The Department of Education vastly overstated the number of school shootings that occurred from 2015 to 2016, according to an investigative report by NPR.
The Civil Rights Data Collection’s 2018 April report on school climate and safety for the 2015 to 2016 school year, published by the Department of Education, claims that 235 schools, about 0.2 percent of U.S. schools, “reported at least one incident involving a school-related shooting.”
NPR reportedly reached out to every school mentioned in the report. Of the 176 schools that responded, only 11 confirmed that incidents meeting the government criteria for a school shooting occurred, while at least four schools miscategorized the incidents they reported.
The Department of Education said in response to the NPR report that it relies on schools to self-report accurately. The DOE plans to publish updated data this fall and told NPR it will not republish the current report for the 2015 to 2016 school year.
The DOE’s number of reported incidents also contrasts sharply with reports for that year from other from other organizations, such as the ACLU of Southern California, which confirmed fewer than 12 school shooting incidents, and the Every Town for Gun Safety database, which found only 29 shootings at K-12 schools from mid-August 2015 to June of 2016. The ETGS database report, based on media reports, shares only seven incidents in common with the DOE report.
As for how such a vast discrepancy between report and reality could occur, some school officials said that in some cases it was a matter of user error with the digital reporting system.
“I think someone pushed the wrong button,” Jeff Davis, a superintendent at Ventura Unified School District in Southern California, told NPR.
The school district misreported to the CRDC that 26 shooting incidents occurred in the 2015-2016 school year. That number doesn’t come close to what the outgoing superintendent, Joe Richards, recalls as reality.
Davis said that Richards “has been here for almost 30 years and he doesn’t remember any shooting.”
“We are in this weird vortex of what’s on this screen and what reality is,” he added.

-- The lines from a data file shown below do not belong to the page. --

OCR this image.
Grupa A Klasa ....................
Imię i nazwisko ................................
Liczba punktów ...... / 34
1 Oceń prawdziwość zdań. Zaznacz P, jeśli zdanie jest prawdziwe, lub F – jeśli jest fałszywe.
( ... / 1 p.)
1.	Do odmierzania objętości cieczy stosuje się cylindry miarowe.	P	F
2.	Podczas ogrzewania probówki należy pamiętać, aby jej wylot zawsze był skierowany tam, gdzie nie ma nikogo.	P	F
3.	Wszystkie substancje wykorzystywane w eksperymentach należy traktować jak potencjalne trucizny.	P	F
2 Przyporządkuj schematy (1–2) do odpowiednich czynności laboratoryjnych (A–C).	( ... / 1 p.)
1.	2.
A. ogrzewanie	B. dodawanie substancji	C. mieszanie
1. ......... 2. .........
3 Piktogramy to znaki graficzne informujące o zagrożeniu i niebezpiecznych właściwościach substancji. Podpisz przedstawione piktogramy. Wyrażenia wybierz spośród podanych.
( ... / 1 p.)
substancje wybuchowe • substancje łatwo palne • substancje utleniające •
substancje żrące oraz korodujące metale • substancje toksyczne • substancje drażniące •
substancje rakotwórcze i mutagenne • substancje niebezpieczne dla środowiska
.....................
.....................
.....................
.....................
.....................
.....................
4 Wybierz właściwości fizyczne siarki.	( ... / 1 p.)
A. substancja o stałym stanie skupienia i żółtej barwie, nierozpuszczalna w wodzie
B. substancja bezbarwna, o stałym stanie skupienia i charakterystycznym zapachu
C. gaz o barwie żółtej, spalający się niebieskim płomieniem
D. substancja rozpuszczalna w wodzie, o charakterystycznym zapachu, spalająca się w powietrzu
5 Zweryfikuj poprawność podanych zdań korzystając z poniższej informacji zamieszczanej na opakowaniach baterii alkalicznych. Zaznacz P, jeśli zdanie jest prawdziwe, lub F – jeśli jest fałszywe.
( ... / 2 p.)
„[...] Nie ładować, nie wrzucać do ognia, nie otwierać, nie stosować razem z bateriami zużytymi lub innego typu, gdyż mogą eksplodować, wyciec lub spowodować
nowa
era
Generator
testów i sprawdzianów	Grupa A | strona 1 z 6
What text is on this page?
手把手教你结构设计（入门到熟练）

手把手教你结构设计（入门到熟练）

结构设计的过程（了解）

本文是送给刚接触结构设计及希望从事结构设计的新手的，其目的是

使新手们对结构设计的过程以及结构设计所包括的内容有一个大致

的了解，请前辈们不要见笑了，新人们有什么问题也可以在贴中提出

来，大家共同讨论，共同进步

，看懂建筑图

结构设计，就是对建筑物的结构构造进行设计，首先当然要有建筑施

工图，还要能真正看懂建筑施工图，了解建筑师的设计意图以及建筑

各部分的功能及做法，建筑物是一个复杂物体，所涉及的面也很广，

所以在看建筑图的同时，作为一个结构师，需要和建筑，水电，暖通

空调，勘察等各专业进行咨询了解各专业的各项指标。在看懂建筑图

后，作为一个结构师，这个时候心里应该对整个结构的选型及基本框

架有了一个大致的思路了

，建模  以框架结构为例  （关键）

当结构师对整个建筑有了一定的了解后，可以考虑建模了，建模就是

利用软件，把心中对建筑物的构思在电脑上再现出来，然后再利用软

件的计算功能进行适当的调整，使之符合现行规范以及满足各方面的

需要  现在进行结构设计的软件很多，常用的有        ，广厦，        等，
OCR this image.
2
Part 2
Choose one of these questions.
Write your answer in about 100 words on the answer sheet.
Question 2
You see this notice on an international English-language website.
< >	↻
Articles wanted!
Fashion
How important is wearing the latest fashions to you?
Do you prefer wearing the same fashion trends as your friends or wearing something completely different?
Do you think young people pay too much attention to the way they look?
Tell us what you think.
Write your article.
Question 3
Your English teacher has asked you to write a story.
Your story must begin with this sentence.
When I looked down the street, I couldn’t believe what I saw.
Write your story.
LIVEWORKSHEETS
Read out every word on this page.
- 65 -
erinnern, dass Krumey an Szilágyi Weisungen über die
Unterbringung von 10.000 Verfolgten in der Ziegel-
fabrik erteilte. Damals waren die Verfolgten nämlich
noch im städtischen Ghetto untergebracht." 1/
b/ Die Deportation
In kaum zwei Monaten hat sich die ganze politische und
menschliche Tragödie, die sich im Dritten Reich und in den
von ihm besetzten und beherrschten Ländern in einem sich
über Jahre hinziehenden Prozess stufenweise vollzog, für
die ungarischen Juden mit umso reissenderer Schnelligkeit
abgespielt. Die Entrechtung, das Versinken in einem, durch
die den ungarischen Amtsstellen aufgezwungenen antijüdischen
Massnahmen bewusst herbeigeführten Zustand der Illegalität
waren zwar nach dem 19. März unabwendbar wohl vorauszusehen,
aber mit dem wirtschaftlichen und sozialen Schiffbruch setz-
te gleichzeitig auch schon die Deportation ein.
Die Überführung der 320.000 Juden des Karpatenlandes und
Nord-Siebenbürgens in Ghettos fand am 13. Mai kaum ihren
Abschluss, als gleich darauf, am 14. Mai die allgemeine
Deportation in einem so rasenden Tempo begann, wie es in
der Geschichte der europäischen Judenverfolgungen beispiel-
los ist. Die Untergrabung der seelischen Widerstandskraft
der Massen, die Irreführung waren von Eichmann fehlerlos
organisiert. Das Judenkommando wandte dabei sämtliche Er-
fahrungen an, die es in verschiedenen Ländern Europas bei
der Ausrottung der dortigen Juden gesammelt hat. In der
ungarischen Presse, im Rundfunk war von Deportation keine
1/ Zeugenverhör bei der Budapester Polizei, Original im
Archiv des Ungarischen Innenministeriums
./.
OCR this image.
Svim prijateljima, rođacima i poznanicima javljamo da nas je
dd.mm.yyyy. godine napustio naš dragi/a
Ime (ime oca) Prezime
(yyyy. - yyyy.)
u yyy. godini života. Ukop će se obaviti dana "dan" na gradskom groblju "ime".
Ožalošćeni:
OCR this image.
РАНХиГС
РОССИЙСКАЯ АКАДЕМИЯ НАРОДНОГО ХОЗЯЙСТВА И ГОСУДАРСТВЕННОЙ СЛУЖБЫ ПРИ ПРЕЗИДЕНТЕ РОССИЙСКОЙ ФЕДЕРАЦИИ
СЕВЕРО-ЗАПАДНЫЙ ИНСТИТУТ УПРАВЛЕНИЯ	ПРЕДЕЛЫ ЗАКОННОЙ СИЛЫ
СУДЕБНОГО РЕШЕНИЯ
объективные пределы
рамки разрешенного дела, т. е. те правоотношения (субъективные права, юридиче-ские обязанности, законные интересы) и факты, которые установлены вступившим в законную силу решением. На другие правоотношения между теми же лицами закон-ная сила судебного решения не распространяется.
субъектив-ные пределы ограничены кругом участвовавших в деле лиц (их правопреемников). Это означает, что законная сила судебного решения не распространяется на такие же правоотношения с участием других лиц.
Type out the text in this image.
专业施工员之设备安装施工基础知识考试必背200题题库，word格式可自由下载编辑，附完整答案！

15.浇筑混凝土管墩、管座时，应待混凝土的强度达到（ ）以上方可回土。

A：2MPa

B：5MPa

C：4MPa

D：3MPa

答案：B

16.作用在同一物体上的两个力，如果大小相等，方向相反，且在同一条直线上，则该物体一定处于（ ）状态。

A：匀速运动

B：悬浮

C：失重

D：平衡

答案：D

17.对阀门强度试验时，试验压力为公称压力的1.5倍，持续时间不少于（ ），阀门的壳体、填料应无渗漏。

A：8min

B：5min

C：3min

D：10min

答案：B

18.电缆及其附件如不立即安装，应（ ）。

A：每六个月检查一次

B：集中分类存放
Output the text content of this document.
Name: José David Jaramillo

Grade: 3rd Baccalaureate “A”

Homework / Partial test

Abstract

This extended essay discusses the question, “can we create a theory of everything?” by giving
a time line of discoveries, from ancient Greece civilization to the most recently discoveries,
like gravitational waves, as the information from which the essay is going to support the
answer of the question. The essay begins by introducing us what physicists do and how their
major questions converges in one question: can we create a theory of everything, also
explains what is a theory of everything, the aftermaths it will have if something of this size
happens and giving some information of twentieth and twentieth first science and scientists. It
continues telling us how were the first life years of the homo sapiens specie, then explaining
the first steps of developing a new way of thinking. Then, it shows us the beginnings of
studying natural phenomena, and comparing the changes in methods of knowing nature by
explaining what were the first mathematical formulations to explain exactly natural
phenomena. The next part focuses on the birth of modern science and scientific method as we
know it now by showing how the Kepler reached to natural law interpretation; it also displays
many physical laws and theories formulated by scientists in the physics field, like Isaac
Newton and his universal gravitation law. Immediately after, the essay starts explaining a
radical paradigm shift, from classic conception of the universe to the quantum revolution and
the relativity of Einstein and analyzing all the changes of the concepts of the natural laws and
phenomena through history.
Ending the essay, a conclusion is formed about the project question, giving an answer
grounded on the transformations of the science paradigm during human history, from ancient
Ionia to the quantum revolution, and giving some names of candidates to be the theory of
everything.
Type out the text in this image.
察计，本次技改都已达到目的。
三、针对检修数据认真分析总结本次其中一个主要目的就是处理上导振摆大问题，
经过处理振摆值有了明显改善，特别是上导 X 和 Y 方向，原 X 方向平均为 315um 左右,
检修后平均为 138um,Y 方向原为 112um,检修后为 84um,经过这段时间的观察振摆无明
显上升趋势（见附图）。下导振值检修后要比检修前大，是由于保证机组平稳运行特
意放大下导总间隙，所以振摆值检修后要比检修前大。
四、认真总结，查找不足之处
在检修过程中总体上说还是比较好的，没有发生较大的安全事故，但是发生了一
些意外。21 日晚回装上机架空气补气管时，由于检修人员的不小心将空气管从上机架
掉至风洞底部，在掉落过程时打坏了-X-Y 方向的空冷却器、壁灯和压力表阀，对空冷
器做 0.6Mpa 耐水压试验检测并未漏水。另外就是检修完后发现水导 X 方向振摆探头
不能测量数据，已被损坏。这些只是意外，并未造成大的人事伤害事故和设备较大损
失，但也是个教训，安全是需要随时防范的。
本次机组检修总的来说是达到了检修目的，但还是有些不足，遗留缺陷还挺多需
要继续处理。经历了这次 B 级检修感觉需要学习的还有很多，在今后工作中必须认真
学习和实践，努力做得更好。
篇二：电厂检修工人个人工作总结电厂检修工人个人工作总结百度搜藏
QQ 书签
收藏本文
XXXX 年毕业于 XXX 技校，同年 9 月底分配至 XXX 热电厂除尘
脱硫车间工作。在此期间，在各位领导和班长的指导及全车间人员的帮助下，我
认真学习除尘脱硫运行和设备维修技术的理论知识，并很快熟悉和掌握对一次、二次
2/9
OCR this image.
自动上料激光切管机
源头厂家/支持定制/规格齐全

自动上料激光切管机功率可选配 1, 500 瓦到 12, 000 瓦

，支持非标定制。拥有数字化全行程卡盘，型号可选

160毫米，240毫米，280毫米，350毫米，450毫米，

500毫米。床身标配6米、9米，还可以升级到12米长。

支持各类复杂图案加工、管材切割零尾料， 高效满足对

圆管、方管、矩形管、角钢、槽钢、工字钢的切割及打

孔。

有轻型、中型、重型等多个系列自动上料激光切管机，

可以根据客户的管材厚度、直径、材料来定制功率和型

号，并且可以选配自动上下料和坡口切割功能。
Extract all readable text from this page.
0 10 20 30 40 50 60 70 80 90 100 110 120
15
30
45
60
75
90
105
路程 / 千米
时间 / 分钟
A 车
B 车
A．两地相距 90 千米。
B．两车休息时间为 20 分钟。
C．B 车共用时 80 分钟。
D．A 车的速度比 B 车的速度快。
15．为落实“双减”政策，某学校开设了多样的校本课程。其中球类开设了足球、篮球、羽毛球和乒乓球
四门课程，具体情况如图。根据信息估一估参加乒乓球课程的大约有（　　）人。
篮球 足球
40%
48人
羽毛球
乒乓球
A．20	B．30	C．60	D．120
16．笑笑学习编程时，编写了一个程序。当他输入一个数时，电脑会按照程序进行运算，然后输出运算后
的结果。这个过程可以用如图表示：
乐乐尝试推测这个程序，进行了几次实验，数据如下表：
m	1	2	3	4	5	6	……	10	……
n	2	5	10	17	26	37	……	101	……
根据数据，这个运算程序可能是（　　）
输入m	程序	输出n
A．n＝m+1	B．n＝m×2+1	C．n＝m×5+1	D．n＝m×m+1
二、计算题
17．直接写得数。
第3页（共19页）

In the case of Cleveland Metropolitan School District, which was reported to have had shooting incidents in 37 of its schools, user error struck again. Roseann Canfora, chief communications officer for the school district, told NPR that 37 schools had actually reported “possession of a knife or a firearm” in response to the previous question on the survey, which meant that the number 37 had been entered in the wrong place.
Various other school districts encountered similar problems, either with the wording of the survey, outright user error, or suspected errors in the survey’s coding, which in some cases inflated incidents involving scissors to those involving the discharge of a firearm.
School districts also complained that the CRDC’s surveys ask for information that states already collect, but at a level of detail they don’t currently record or in a different format. Districts also noted a “lack of clarity in the definitions of key terms,” such as whether a voluntary paintball gun fight constituted “possession of a firearm” or an “attack with a weapon.”
The subject of school shootings is also relatively new, according to Deborah Temkin, a researcher and program director at Child Trends, which means that schools may not have been fully prepared to report on them. Temkin also noted that, even though reporting that nearly 240 schools experienced shooting incidents is an overstatement, it still falls within the margin of error, since “240 schools is less than half of 1 percent.”
An Education Department spokeswoman, Liz Hill, told NPR that “at least five districts have submitted requests to OCR to amend the school-related shootings data that they submitted for the 2015-16 CRDC.”
The DOE will issue updates based on those corrections, called “errata,” to the current data.